The frequency and the intensity of IgE recognition of Ara h 9 and Pru p 3 peptides were higher in the peanut-tolerant group than in the peanut-allergic group. We found four Ara h 9 peptides (p4, p14, p21, and p25) and four Pru p 3 peptides (p1, p3, p21, and p24) with a significantly elevated IgE recognition in peanut-tolerant patients. Only one peptide of Ara h 9 (p4) recognized by IgG4 was significantly elevated in the peanut-tolerant group. The IgG4/IgE ratio of Ara h 9 peptide 4 was significantly higher in peanut-tolerant patients than in peanut-allergic patients, while no significant differences were observed in the IgG4/IgE ratio of this peptide in Pru p 3.
Although we found significant differences in IgE and IgG4 recognition of Ara h 9 and Pru p 3 between peanut-tolerant and peanut-allergic patients (all of whom were allergic to peach), polyclonal IgE peptide recognition of both LTPs was observed in peach-allergic patients tolerating peanuts. However, the IgG4 blocking antibodies against Ara h 9 peptide 4 could provide an explanation for the absence of clinical reactivity in peanut-tolerant peach-allergic patients. Further studies are needed to validate the usefulness of IgG4 antibodies against Ara h 9 peptide 4 for peanut allergy diagnosis.
地中海地区的花生过敏患者主要对脂质转移蛋白(LTP)Ara h 9致敏,而桃LTP Pru p 3似乎是主要致敏原。然而,花生过敏中的LTP致敏并非临床相关症状的预测标志物。
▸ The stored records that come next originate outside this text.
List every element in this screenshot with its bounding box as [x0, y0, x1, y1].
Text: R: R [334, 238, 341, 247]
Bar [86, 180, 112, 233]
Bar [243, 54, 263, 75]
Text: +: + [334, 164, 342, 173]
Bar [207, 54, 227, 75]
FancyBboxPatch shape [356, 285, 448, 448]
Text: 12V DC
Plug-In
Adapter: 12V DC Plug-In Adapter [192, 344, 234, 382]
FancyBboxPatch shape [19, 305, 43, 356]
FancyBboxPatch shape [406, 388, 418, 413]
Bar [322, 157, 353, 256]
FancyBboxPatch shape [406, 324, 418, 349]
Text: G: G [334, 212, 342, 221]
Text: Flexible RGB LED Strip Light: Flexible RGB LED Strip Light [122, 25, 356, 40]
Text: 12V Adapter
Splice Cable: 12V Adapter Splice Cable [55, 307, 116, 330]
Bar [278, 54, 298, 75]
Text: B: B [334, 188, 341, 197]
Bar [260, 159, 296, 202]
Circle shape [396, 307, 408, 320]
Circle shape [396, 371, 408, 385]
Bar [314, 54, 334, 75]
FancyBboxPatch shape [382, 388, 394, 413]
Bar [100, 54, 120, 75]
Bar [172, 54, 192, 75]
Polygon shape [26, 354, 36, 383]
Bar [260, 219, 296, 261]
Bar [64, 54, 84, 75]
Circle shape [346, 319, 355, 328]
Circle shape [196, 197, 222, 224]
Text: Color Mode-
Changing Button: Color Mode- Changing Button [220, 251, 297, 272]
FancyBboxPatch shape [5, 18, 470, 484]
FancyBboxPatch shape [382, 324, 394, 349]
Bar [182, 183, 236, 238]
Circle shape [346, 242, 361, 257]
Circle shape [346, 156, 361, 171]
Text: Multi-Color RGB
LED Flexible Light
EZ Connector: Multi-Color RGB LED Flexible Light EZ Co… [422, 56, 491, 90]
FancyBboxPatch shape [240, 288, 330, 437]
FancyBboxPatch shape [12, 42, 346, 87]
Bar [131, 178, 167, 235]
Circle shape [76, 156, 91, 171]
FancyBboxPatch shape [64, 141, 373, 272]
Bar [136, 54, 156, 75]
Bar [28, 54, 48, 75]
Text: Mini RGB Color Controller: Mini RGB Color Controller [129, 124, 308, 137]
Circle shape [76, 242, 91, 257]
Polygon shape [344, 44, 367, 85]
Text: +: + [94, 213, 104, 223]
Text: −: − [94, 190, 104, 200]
我们旨在鉴定对花生致敏的桃过敏患者中来自Pru p 3和Ara h 9的IgE和IgG4的连续表位。我们还试图确定已发生花生过敏的患者与耐受花生的患者之间IgE和IgG4结合的差异。
共选择了46名对花生致敏的桃过敏患者。其中35名患者对花生过敏(花生过敏组),11名患者耐受花生(花生耐受组)。我们用荧光酶免疫测定法检测花生、桃及其重组变应原(Ara h 1、Ara h 2、Ara h 3、Ara h 8和Ara h 9)中的特异性IgE(sIgE)和特异性IgG4(sIgG4)。我们使用与LTPs Ara h 9和Pru p 3的线性序列相对应的肽微阵列,以及一个由长度为20个氨基酸(aa)且偏移量为3个aa的重叠肽库,来检测IgE和IgG4与连续表位的结合。
花生耐受组中Ara h 9和Pru p 3肽段的IgE识别频率和强度高于花生过敏组。我们发现花生耐受患者中有4个Ara h 9肽段(p4、p14、p21和p25)和4个Pru p 3肽段(p1、p3、p21和p24)的IgE识别显著升高。花生耐受组中仅被IgG4识别的一个Ara h 9肽段(p4)显著升高。花生耐受患者中Ara h 9肽段4的IgG4/IgE比值显著高于花生过敏患者,而该肽段在Pru p 3中的IgG4/IgE比值未观察到显著差异。
虽然我们发现花生耐受和花生过敏患者(均对桃过敏)之间在Ara h 9和Pru p 3的IgE和IgG4识别上存在显著差异,但在耐受花生的桃过敏患者中观察到了对两种LTP的多克隆IgE肽段识别。然而,针对Ara h 9肽段4的IgG4阻断抗体可以解释花生耐受的桃过敏患者缺乏临床反应性的原因。需要进一步研究来验证针对Ara h 9肽段4的IgG4抗体对花生过敏诊断的有用性。